Google is developing Blink-based iOS version Chrome contrary to 'WebKit adoption forced by iOS browser application'

Apple is

forcing third-party web browser apps to use Apple's WebKit as their rendering engine. For that reason, third-party browser applications such as Chrome for iOS also use WebKit, but Google also installs Blink , the rendering engine used by Chrome for PC and Android, in Chrome for iOS. It has become clear that development is underway.

Google experiments with non-WebKit Blink-based iOS browser • The Register

1411704 - Create a content_shell iOS port - chromium

Google Working on Browser for iOS That Would Break Apple's App Store Rules - MacRumors

Apple is forcing third-party browsers provided as iOS apps to adopt WebKit as the rendering engine. and WebKit Javascript must be used.' Chrome, a web browser developed by Google, uses Blink developed by Google as a rendering engine for PC and Android versions, but the iOS version uses WebKit according to Apple's rules.

However, it became clear that Google is experimenting with adopting Blink as a rendering engine in Chrome for iOS in a project called 'content_shell iOS port'. However, the project is an experimental endeavor, and a Google spokesperson said, ``This is an experimental project being developed as part of an open source project aimed at understanding certain aspects of performance on iOS. It is a prototype. Users will not use it, and Google will continue to comply with Apple's policies, ”commented to the overseas media The Register.

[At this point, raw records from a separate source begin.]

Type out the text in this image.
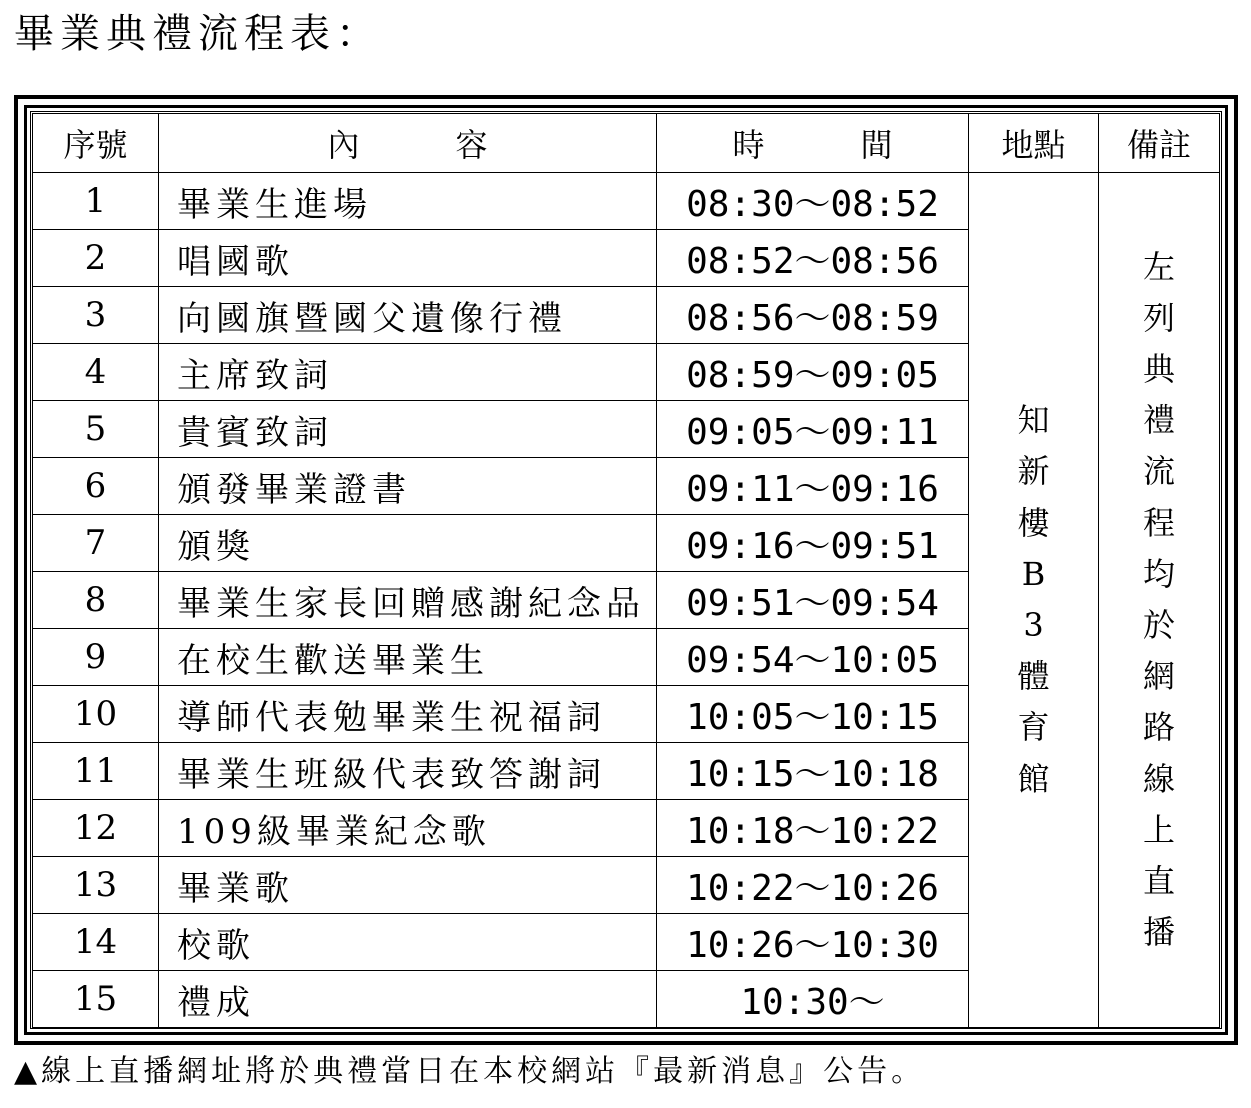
畢業典禮流程表：
序號	內　　　容	時　　　間	地點	備註
1	畢業生進場	08:30～08:52	知新樓B3體育館	左列典禮流程均於網路線上直播
2	唱國歌	08:52～08:56		
3	向國旗暨國父遺像行禮	08:56～08:59		
4	主席致詞	08:59～09:05		
5	貴賓致詞	09:05～09:11		
6	頒發畢業證書	09:11～09:16		
7	頒獎	09:16～09:51		
8	畢業生家長回贈感謝紀念品	09:51～09:54		
9	在校生歡送畢業生	09:54～10:05		
10	導師代表勉畢業生祝福詞	10:05～10:15		
11	畢業生班級代表致答謝詞	10:15～10:18		
12	109級畢業紀念歌	10:18～10:22		
13	畢業歌	10:22～10:26		
14	校歌	10:26～10:30		
15	禮成	10:30～		
▲線上直播網址將於典禮當日在本校網站『最新消息』公告。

For years, competitors and the development community have criticized Apple for forcing third-party browser apps to adopt WebKit. However, in recent years, regulatory authorities in various countries have viewed Apple's WebKit enforcement as a problem, and the UK's Competition and Market Authority, Australian and Japanese regulators, etc. are increasing their attention. In addition, it is expected that Apple will allow third-party app stores due to the EU's digital market law that will take effect in 2024, and it is expected that the WebKit enforcement rules will change accordingly. I'm here.

Claiming that ``WebKit enforcement on Apple's iOS deprives the future of web browsers''-GIGAZINE

by iphonedigital

Therefore, The Register points out that it is highly likely that the Blink-based iOS Chrome app development that Google is conducting as an experiment is also based on the assumption that WebKit enforcement rules will be abolished. Also, when The Register contacted a browser development expert, although the 'content_shell iOS port' is being developed as a 'minimal browser app', 'We are starting to build another browser app. It looks like it's a thing.

However, Apple will allow both external link payments and in-app payments in its matching app in the country, or break the monopoly of the Korean app store, in accordance with the order of the Consumer Market Authority (ACM), the Dutch competition regulator. In accordance with the law, we have introduced third-party payment methods only in the country, and have shown a willingness to respond individually to each country's regulations.

In other words, The Register points out that WebKit enforcement rules may or may not be enforced by country or region. If that happens, third-party browser apps such as Chrome will distribute versions that use their own rendering engine and versions that use WebKit separately for each region, which will be a big burden for browser makers, The Register said. I am afraid.